Кулак сделала шаг назад. Я восторжествовала. Гиена Мид опустила глаза на лакированные ботинки. Я возрадовалась.

Говорят, что светлые моменты скоротечны. Радость моя была недолгой. Меня дернули назад, как безвольную марионетку; от испуга вилка полетела вниз, звякнув о металлические стенки очага. Жаль, что не воткнулась в голову Мудака. Я поменялась местами с Эмили и завопила от очередной волны обиды и чувства поражения.

— Сэр, мистер Лэнгдон, сэр, — голос Мид задрожал. Только не это. — Приношу извинения за недопустимое поведение. Позволите? Это успокоительное, — она несколько раз щелкнула по шприцу, выпуская воздух. — Девушка нездорова.

— Не стоит. Жители Третьей станции — подопечные «Кооператива» и…

— Мисс Мид! — перебила я. Его ли это руки или кого-то из подопечных — неважно. — Мисс Мид, я согласна! Согласна!

Минуту назад мне бы хватило ума переломать пару позвонков, но теперь я была готова броситься ей в ноги и умолять о комнате дезинфекции. В голове промелькнула сцена в Калифорнии, о которой хотелось позабыть: паника, вынуждающая сопротивляться, распространяющая импульсы борьбы в каждую клетку тела. Боже, если так будет проходить каждый день в Святилище или на Третьей станции, пока не кончится отбор, то прекрати агонию.

— Передайте мисс Венебл, — меня никто и слушать не стал. — Я крайне разочарован происходящим на Третьей станции. Ваши люди, конечно, живы, но истощены морально и представляют угрозу для окружающих и самих себя.

— Да, сэр, — пролепетала испуганная до усрачки Мид.

— И передайте, — он растягивал слова, источая смрад ужаса, скрытого под дружелюбной личиной “нам незачем враждовать”. — Передайте, что мне не нравится самочинная казнь без веского повода.

— Да, сэр, мистер Лэнгдон.

Кулак и рта не открыла от страха.
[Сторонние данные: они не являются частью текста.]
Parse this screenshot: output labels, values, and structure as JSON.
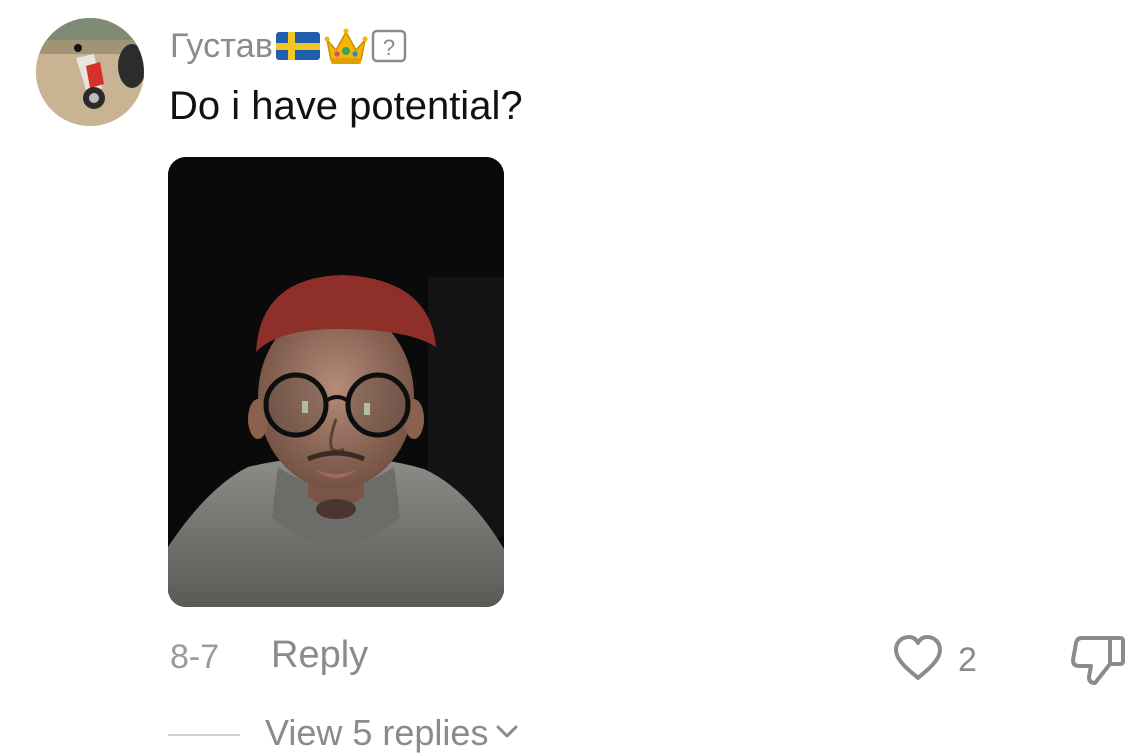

Какие они жалкие.

И я не лучше.

Когда дверь за спиной закрылась, я задержала дыхание, точно перед прыжком в обрыв. Любое неверное слово, может, привести к поражению. Выигрыш-выигрыш — грязная ложь, чтобы обезопасить рассудок от бесконечных унижений после проигрыша.
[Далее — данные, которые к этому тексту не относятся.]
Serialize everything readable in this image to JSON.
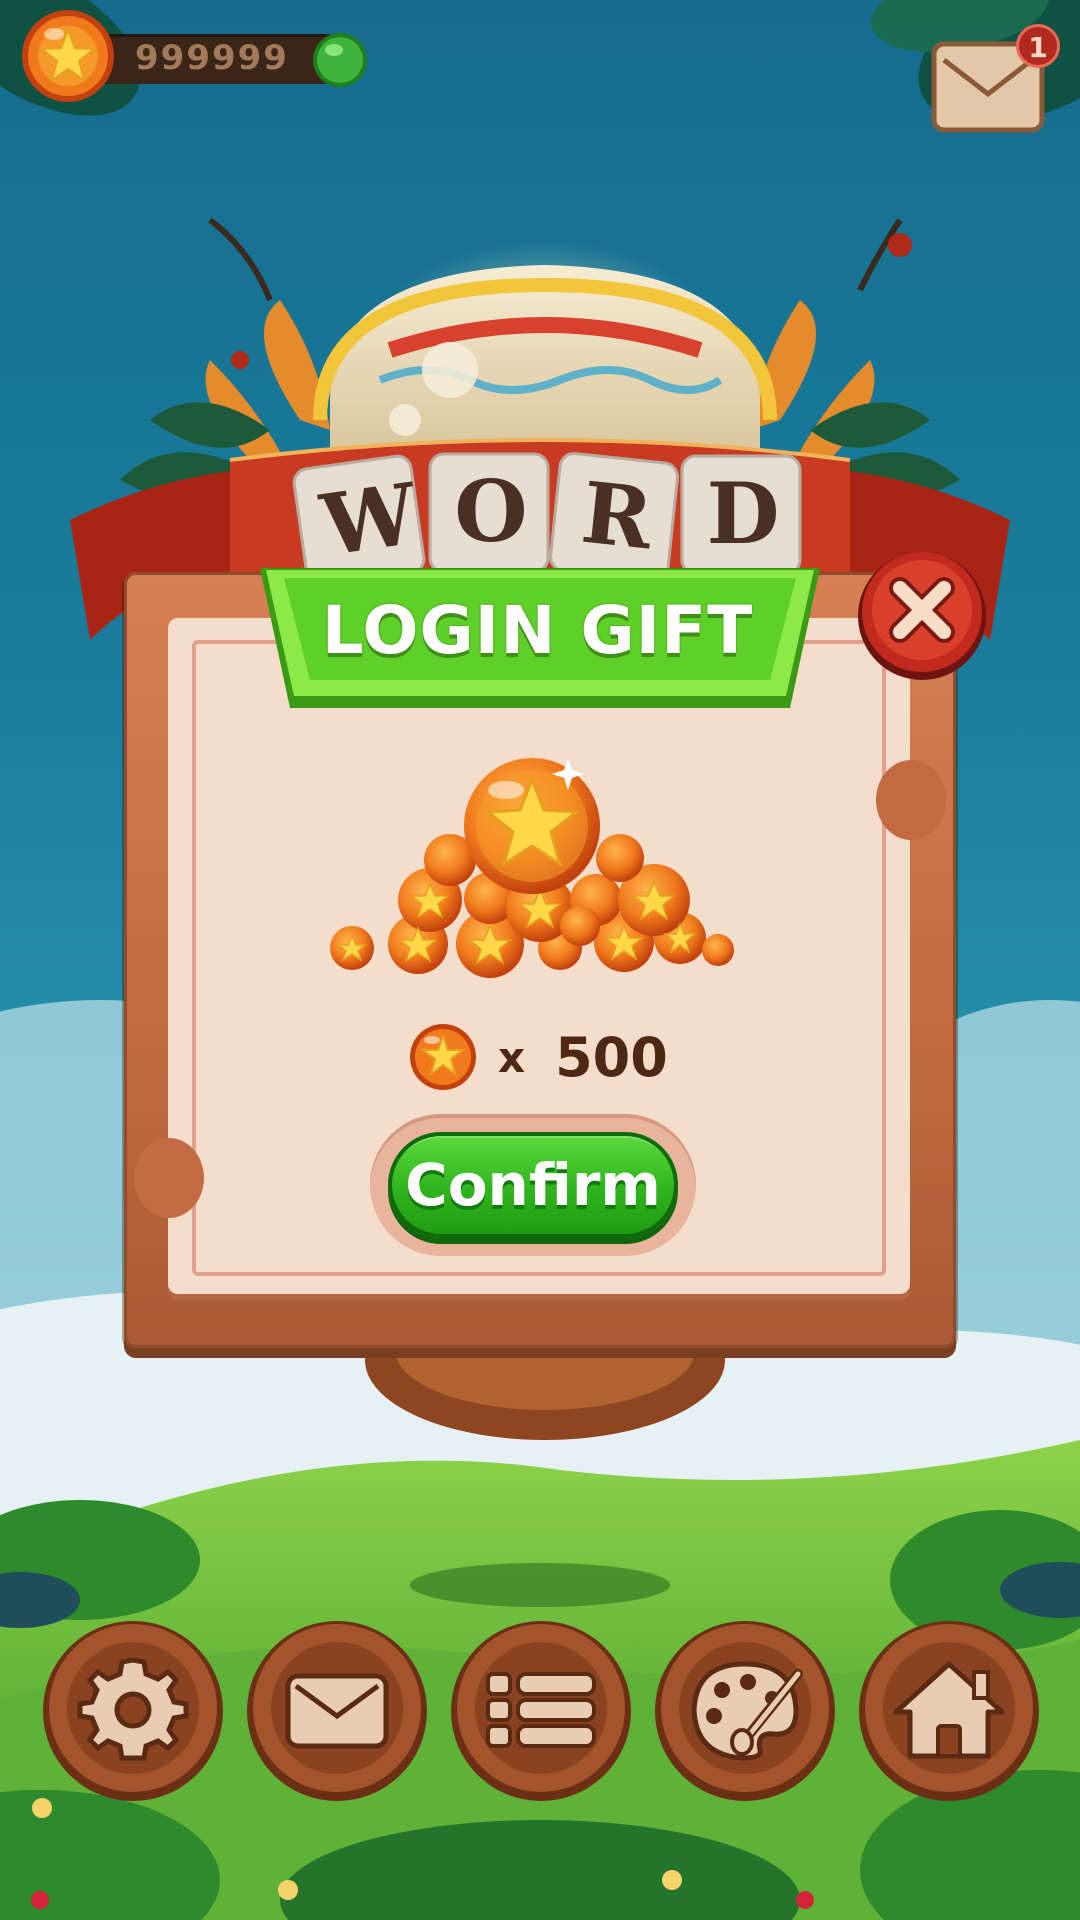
{
  "topbar": {
    "currency_value": "999999",
    "mail_badge_count": "1"
  },
  "game_logo": {
    "letters": [
      "W",
      "O",
      "R",
      "D"
    ]
  },
  "dialog": {
    "title": "LOGIN GIFT",
    "reward_multiplier": "x",
    "reward_amount": "500",
    "confirm_label": "Confirm"
  },
  "bottom_nav": {
    "items": [
      {
        "icon": "gear-icon"
      },
      {
        "icon": "mail-icon"
      },
      {
        "icon": "list-icon"
      },
      {
        "icon": "palette-icon"
      },
      {
        "icon": "home-icon"
      }
    ]
  },
  "colors": {
    "sky": "#166c8e",
    "dialog_frame": "#c26b41",
    "dialog_panel": "#f5ddcc",
    "banner_green": "#6fd63a",
    "confirm_green": "#2fb41d",
    "close_red": "#b8231b",
    "text_brown": "#4d2815"
  }
}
Тело изнывало от боли, распространившейся от пульсирующих висков до подрагивающих кончиков пальцев. По утру на ребрах будут отпечатки чужих рук, как раньше. Я покорно опустила глаза, сцепив пальцы в замок, и смотрела только туда, куда могла — перед собой: сияющие кожаные сапоги и край покрывала на кровати.

— Ты не перестаешь удивлять. Я бы сказал, не разочаровываешь.

Он произнес это так весело, без тени гнилой насмешки и желания отомстить за побег. Я напомнила себе, что являюсь плохим стратегом. Нельзя предугадать развитие разговора по одной фразе, если твой собеседник не Коко или Иви.

— Я рада, Мистер Лэнгдон, что Вы находите происходящее забавным.

Я специально расставила акценты, отметая всякую фамильярность, сдерживаясь, чтобы не сделать кривой книксен. Черт знает что. Нарядили в платья, разыграли сценки из какого-то исторического телесериала, осталось пройти на плаху и случайно наступить на ногу палачу.

— Оскорбляешь последними словами управляющую, нарушаешь правила поведения в обществе, бросаешься обувью, бегаешь с колющими предметами по помещениям, рыскаешь в чужих комнатах и воруешь, в конце концов.

— Мисс Венебл сумасшедшая. Мне нужно как-то обороняться при нападении.

— Я почему-то не видел, чтобы Венебл бегала по лестницам, бросалась обувью или размахивала вилкой.

Воображение нарисовало, как управляющая, удерживая в одной руке вилку, а в другой трость, бежит по лестнице за кем-нибудь или швыряет обувь вместе со своей палкой, отломав предварительно набалдашник. Я нервно дернулась и истошно засмеялась. Смех прозвучал хуже, чем скрип ножом по гладкой стеклянной поверхности или треск рвущейся ткани.

— Вы смешной.

— Я рад, мисс Рейзор.

Решил отплатить той же монетой? Я подняла глаза, почувствовав прилив былой уверенности, а еще что-то похожее на спокойствие и безопасность. Как раньше. В прекрасном неведении после воскрешения. Майкл Лэнгдон наблюдал за мной с плохо скрываемым интересом и раздражением. Он все еще злился?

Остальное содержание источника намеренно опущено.